Statement From Southern California Edison:
Southern California Edison is confident that exhaustive research by global experts demonstrates the safety of SCE’s conservative plan to restart San Onofore Nuclear Generating Station. SCE welcomes the opportunity to review this independent analysis at public meetings next month, including a Nuclear Regulatory Commission (NRC) meeting on Feb. 12 in Capistrano Beach, CA. The NRC scheduled the meeting to review SCE”s plan to address steam generator tube degradation at San Onofre. In addition, SCE will share its tube wear insights at an NRC meeting and webcast Feb. 7 in Rockville, MD regarding nuclear industry steam generator tube wear experience.

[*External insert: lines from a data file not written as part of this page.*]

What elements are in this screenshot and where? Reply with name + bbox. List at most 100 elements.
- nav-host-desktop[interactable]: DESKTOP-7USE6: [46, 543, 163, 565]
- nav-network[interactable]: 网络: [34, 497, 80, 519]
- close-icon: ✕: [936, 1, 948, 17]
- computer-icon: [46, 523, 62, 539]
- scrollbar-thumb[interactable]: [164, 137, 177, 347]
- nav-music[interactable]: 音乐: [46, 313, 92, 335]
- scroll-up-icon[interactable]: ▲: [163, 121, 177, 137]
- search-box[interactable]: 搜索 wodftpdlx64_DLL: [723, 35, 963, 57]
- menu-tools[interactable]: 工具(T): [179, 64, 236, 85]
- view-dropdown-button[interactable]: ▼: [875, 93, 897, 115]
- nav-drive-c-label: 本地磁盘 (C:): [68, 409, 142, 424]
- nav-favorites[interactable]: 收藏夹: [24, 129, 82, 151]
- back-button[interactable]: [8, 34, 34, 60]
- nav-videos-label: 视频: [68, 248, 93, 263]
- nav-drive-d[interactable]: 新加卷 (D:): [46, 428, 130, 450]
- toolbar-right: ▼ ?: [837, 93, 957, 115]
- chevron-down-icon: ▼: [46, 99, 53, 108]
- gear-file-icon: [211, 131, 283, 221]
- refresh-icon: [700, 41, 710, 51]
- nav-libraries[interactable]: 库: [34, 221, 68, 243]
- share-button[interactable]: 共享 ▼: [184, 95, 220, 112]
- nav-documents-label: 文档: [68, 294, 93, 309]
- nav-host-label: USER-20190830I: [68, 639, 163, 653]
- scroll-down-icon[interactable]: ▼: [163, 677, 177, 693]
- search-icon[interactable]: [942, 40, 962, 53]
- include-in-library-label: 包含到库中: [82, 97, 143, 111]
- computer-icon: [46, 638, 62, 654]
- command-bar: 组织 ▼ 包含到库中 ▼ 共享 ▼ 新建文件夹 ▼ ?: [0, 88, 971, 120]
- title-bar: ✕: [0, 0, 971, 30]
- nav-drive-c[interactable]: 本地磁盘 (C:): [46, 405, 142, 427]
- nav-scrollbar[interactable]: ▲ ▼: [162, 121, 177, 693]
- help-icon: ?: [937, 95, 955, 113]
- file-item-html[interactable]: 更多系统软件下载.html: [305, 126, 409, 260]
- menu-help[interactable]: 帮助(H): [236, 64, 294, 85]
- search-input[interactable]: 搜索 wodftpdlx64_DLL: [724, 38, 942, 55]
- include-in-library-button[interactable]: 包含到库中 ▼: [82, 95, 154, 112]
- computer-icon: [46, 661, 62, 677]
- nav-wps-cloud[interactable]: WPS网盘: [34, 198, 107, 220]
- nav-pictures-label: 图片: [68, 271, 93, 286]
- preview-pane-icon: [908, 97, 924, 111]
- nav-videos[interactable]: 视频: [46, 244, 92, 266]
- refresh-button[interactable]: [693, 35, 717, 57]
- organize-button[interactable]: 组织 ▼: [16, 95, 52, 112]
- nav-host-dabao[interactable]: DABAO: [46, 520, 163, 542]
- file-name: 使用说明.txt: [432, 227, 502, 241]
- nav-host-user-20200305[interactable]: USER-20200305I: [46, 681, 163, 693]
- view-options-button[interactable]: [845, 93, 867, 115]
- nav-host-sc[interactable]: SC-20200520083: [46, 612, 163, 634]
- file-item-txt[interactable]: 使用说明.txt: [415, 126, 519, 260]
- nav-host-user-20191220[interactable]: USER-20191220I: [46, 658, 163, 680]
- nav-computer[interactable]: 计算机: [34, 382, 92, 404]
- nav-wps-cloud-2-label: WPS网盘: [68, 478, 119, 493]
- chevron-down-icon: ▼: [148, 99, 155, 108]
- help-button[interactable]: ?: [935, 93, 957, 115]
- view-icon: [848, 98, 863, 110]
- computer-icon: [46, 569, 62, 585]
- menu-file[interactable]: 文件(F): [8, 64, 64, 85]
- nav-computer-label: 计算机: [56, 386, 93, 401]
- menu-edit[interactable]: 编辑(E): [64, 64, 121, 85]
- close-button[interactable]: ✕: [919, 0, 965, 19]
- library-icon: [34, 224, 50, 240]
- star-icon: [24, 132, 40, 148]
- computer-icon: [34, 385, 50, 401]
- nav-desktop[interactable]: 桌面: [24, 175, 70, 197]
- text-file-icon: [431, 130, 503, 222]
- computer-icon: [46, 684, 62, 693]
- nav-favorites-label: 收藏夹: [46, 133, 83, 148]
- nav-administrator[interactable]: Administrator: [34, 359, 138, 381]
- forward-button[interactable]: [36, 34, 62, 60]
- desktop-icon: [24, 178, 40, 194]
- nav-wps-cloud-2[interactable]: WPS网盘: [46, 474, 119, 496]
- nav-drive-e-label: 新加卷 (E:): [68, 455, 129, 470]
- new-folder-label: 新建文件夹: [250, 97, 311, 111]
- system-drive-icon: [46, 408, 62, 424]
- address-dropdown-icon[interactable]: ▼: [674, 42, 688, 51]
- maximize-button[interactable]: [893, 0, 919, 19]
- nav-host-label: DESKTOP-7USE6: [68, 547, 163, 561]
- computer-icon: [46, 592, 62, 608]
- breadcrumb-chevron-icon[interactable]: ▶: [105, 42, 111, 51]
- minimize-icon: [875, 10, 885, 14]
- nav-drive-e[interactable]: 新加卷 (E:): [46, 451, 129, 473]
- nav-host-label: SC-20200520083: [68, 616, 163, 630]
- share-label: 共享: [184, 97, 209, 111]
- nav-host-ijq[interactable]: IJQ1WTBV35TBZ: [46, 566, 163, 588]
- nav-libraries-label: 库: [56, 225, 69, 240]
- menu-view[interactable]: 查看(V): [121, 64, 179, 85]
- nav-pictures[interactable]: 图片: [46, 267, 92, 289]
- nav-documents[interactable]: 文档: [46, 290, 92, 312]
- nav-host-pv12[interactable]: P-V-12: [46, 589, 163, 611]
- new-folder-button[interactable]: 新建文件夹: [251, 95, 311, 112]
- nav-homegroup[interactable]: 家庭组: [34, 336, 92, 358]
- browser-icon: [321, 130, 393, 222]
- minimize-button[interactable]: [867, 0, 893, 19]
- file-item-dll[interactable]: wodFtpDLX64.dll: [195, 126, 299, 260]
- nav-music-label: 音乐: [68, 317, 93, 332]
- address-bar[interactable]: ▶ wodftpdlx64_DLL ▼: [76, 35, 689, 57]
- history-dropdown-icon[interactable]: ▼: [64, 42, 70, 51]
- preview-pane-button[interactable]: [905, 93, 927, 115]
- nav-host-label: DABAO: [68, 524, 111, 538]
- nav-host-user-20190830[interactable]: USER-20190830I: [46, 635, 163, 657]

In addition to participation in public meetings, SCE has demonstrated its transparency by giving the public easy access to more than 170,000 inspections and analysis that confirm the safety of the Unit 2 restart plan. SCE’s restart plant and supporting documents, including ongoing replies to the NRC, are available at www.SONGScommunity.com
SCE has continued to emphasizes that a critical review by the NRC of the company’s plan to restart Unit 2 is important to both the public and SCE. Safety remains SCE’s top priority and we are confident that when implemented, the Unit 2 restart plan will get San Onofre Unit 2 back to providing reliable and clean energy to Southern Californians.